Título: como os pesadelos são construídos (por BRMorgan)
Cenário: Projeto Feéricos.
Classificação: PG-13.
Tamanho: 2.126 palavras.
Status: Completa.
Disclaimer: Esse conto faz parte de algum rascunho perdido meu do Projeto Feéricos que vocês podem ver os pedaços sendo costurados aqui nesse post [x]
Personagens: Angie, personagem sem nome
Resumo: Filha dos Ventos tem uma história para contar aqueles que querem ouvir - como os pesadelos são construídos. E como eles tomam forma quando um feérico se aproxima demais deles.

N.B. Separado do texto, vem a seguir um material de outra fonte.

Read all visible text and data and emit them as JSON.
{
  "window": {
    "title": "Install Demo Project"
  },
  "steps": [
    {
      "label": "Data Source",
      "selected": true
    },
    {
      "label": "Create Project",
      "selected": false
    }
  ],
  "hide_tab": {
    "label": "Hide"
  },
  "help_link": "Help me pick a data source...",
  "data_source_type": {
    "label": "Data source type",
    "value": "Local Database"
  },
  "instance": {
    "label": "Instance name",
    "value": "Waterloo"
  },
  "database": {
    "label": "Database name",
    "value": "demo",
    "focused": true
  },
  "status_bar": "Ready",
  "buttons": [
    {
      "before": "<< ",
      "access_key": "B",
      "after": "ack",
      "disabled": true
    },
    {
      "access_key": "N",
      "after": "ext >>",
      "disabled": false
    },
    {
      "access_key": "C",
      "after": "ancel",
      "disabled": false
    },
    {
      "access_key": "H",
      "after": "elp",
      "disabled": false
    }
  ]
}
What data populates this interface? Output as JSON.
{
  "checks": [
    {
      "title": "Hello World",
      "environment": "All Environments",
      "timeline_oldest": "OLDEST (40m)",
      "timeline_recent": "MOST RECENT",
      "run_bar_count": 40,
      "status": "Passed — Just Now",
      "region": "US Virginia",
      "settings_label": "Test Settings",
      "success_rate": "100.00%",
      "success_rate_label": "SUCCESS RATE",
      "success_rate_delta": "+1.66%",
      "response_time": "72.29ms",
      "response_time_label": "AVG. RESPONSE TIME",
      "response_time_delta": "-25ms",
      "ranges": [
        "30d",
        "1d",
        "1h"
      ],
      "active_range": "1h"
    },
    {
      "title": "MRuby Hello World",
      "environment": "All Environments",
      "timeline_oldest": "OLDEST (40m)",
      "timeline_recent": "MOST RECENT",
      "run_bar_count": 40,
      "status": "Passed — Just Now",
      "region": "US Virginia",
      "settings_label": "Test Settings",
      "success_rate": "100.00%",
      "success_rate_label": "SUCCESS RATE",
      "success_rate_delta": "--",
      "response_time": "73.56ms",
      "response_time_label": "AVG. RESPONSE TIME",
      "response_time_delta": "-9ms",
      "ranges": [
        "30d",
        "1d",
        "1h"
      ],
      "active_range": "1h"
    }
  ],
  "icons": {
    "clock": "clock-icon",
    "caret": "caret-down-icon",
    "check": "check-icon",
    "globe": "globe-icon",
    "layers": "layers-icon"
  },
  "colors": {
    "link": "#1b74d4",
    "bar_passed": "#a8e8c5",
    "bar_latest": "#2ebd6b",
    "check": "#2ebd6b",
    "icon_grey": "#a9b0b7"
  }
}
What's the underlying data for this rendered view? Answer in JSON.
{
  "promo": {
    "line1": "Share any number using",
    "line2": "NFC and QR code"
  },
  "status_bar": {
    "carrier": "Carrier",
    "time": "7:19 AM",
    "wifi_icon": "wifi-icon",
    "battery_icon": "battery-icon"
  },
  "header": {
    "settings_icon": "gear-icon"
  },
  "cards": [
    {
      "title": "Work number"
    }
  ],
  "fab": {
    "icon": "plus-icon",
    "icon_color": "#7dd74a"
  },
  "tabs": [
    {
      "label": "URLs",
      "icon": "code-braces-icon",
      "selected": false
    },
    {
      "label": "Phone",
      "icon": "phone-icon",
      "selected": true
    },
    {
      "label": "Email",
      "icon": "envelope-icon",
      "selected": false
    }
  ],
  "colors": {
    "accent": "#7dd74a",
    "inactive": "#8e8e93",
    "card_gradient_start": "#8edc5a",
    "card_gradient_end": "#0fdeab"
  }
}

'Dolina Śmierci do artista polonês Zdzisław Beksiński -  (Fonte: Carajaggio)
Tá preparado meeeeeeesmo pra ouvir essa? 

Já avisando que não pego leve quando é pra falar do meu assunto favorito N, ão tá 
Vai nessa mesma? 
Então senta esse traseirinho lindo aí no chão e me ouve. 

Essa foi de verdade mesmo, quando era um toco de gente, sem muita coisa aqui na cuca, cuca fresca, novilha, infante, bem assim mesmo, alcançando metade do joelho. 

Você perguntou se nós temos pesadelos, pois te digo. 
O tempo todo. 

E como são feitos esses pesadelos? Como pode a gente tão perfeito assim (foi você que falou, não tenho nada a ver com isso aí e a tua opinião) ter pesadelo? Ter medo? Nos sonhos a gente não se dá sempre bem? Não é isso que os poetas escrevem quando inspirados? Sócios de uma vida que não vai existir aqui? Pois te digo, papudo, a gente tem pesadelos sim e faz uns bem horríveis, viu? 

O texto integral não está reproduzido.